While it's not particularly difficult, there are a few potential pitfalls along the way that can totally derail a really good batch of caramelized onions. Make sure you stay on track by avoiding these common mistakes.
1. Slicing the onions too thin.
When eaten raw, super-thin onion slices are ideal, but it's a different story when you caramelize them. When onions are sliced too thin, they run the risk of burning very easily.
→ Follow this tip: The onions should be sliced thin, but not too thin (also not too thick). It's also important to cut the onion into evenly-sized slices.
2. Cranking up the heat too high.
Caramelizing onions is not an instant gratification process; they take a while to cook. It may be tempting to crank up the heat to speed the process along, but that's the worst thing you can do; it only puts you more at risk for burning your onions.

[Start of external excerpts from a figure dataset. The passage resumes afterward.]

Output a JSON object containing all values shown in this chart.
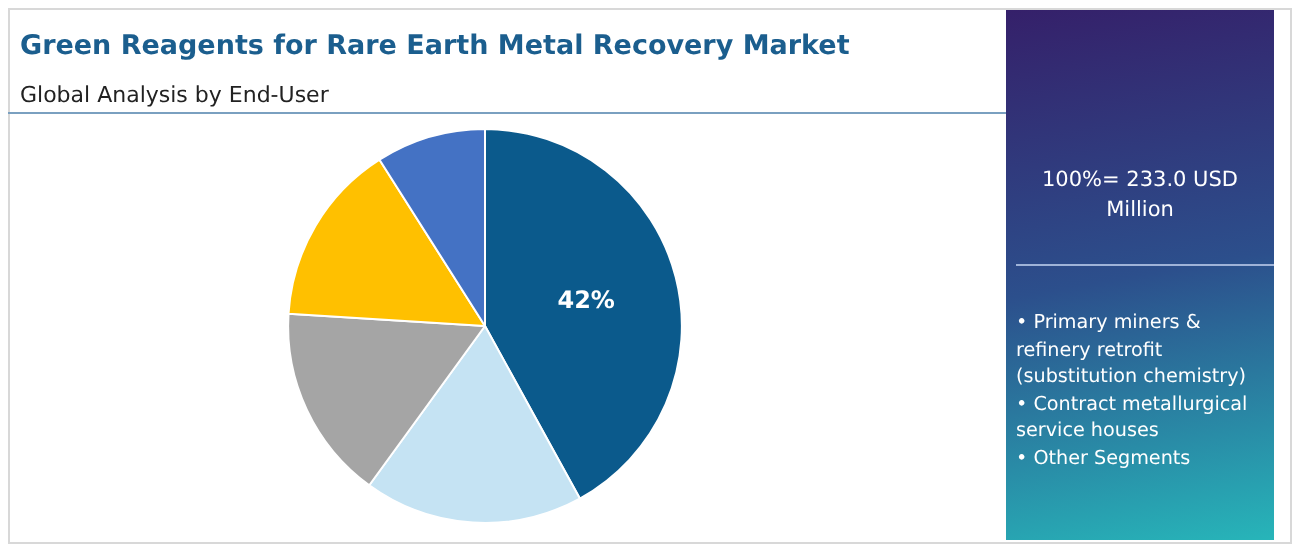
{
  "chart_data": {
    "type": "pie",
    "title": "Green Reagents for Rare Earth Metal Recovery Market",
    "subtitle": "Global Analysis by End-User",
    "categories": [
      null,
      null,
      null,
      null,
      null
    ],
    "values": [
      42,
      18,
      16,
      15,
      9
    ],
    "colors": [
      "#0b5a8c",
      "#c5e3f3",
      "#a5a5a5",
      "#ffc000",
      "#4472c4"
    ],
    "value_labels": [
      "42%",
      null,
      null,
      null,
      null
    ],
    "annotations": [
      "100%= 233.0 USD Million",
      "• Primary miners & refinery retrofit (substitution chemistry)",
      "• Contract metallurgical service houses",
      "• Other Segments"
    ]
  }
}
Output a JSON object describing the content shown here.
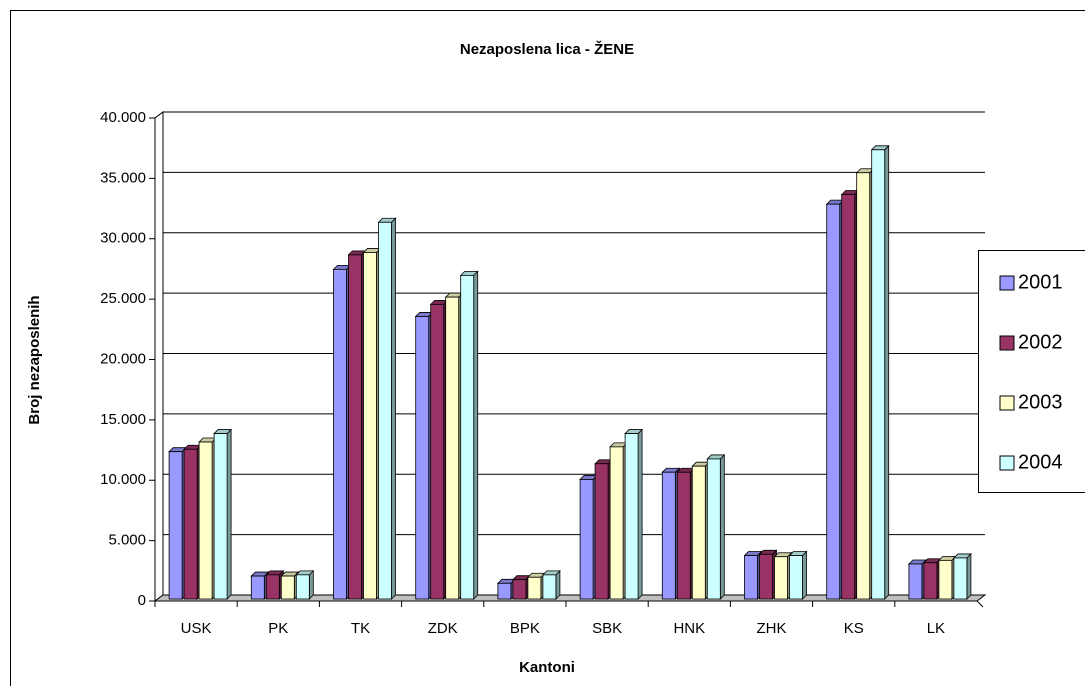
{
  "chart_data": {
    "type": "bar",
    "title": "Nezaposlena lica - ŽENE",
    "y_label": "Broj nezaposlenih",
    "x_label": "Kantoni",
    "categories": [
      "USK",
      "PK",
      "TK",
      "ZDK",
      "BPK",
      "SBK",
      "HNK",
      "ZHK",
      "KS",
      "LK"
    ],
    "series": [
      {
        "name": "2001",
        "color": "#9999ff",
        "values": [
          12200,
          1900,
          27300,
          23400,
          1300,
          9900,
          10500,
          3600,
          32700,
          2900
        ]
      },
      {
        "name": "2002",
        "color": "#993366",
        "values": [
          12400,
          2000,
          28500,
          24400,
          1600,
          11200,
          10500,
          3700,
          33500,
          3000
        ]
      },
      {
        "name": "2003",
        "color": "#ffffcc",
        "values": [
          13000,
          1900,
          28700,
          25000,
          1800,
          12600,
          11000,
          3500,
          35300,
          3200
        ]
      },
      {
        "name": "2004",
        "color": "#ccffff",
        "values": [
          13700,
          2000,
          31200,
          26800,
          2000,
          13700,
          11600,
          3600,
          37200,
          3400
        ]
      }
    ],
    "ylim": [
      0,
      40000
    ],
    "yticks": [
      0,
      {
        "value": 5000,
        "label": "5.000"
      },
      {
        "value": 10000,
        "label": "10.000"
      },
      {
        "value": 15000,
        "label": "15.000"
      },
      {
        "value": 20000,
        "label": "20.000"
      },
      {
        "value": 25000,
        "label": "25.000"
      },
      {
        "value": 30000,
        "label": "30.000"
      },
      {
        "value": 35000,
        "label": "35.000"
      },
      {
        "value": 40000,
        "label": "40.000"
      }
    ],
    "grid": true,
    "legend": "right"
  }
}
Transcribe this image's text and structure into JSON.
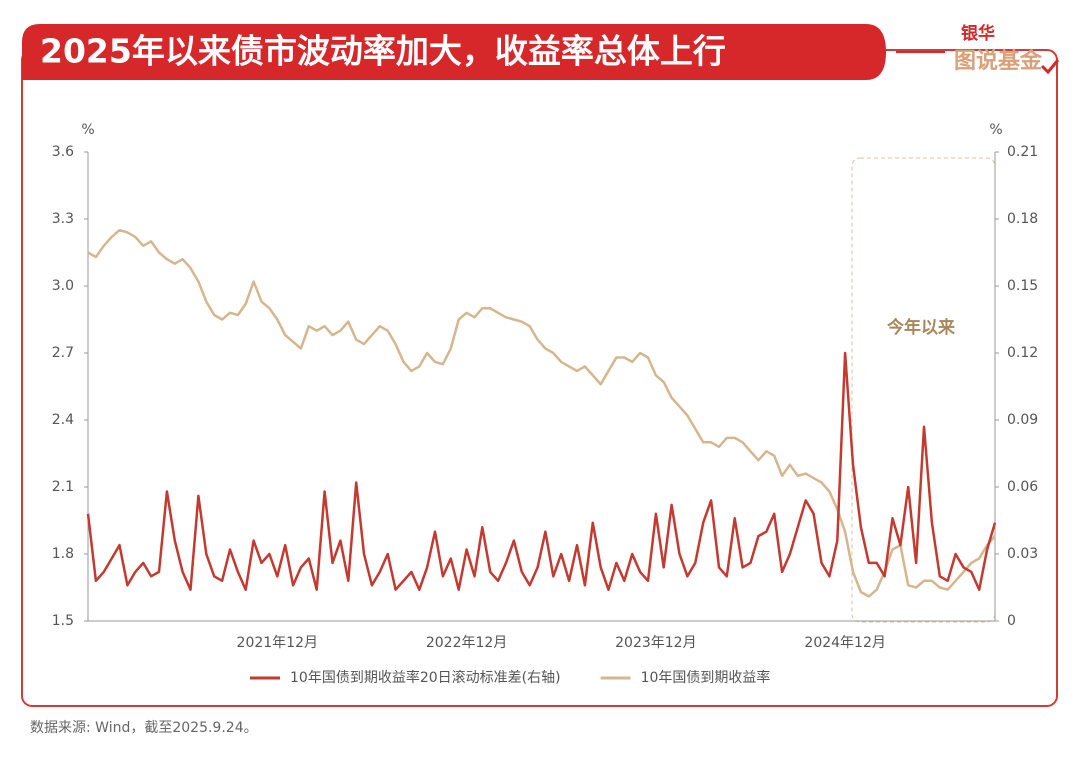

→ Follow this tip: Caramelized onions require time and patience. They're all about low, slow cooking. Stick to it and you'll be rewarded. You can't rush the kind of magic that caramelized onions bring.
3. Not stirring the onions.
Making traditional caramelized onions on the stovetop is not a set-it-and-forget-it project. Forget to stir the onions and you'll find yourself on the fast track to unevenly cooked and burnt onions.
→ Follow this tip: Making caramelized onions is a hands-on task that requires your attention. For even cooking, and to prevent burning, it's essential to check and stir the onions every five to 10 minutes.
And if you don't feel like you're quite up to the task, you can also try making caramelized onions in the slow cooker.
4. Not cooking the onions long enough.
It might be tempting to pull the onions off the stove as soon as they start to soften and turn golden-brown, but resist the urge. They're not completely cooked yet — they need more time. Caramelized onions should be far darker than golden in color.
→ Follow this tip: Cook times will vary depending on the number of onions you're cooking and the type of onion (its sugar content and age), but plan to cook caramelized onions for 40 to 50 minutes (at least) until they have a dark-brown, rich color.
5. Not deglazing the pan.
The final step in making caramelized onions just may be one of the most important, yet so many people neglect it altogether. As the onions cook, a sticky-looking film, which can easily be mistaken for burning (although it's not), develops on the bottom of the pan. This is called the fond, and it's where all the flavor sits.
→ Follow this tip: Deglazing the pan is the final, and crucial step in making caramelized onions. Use a liquid like wine, broth, or even water to release the fond from the bottom of the pan, and scrape and stir to incorporate it into the onions.
Is there anything we didn't cover here? What are your best tips for making caramelized onions?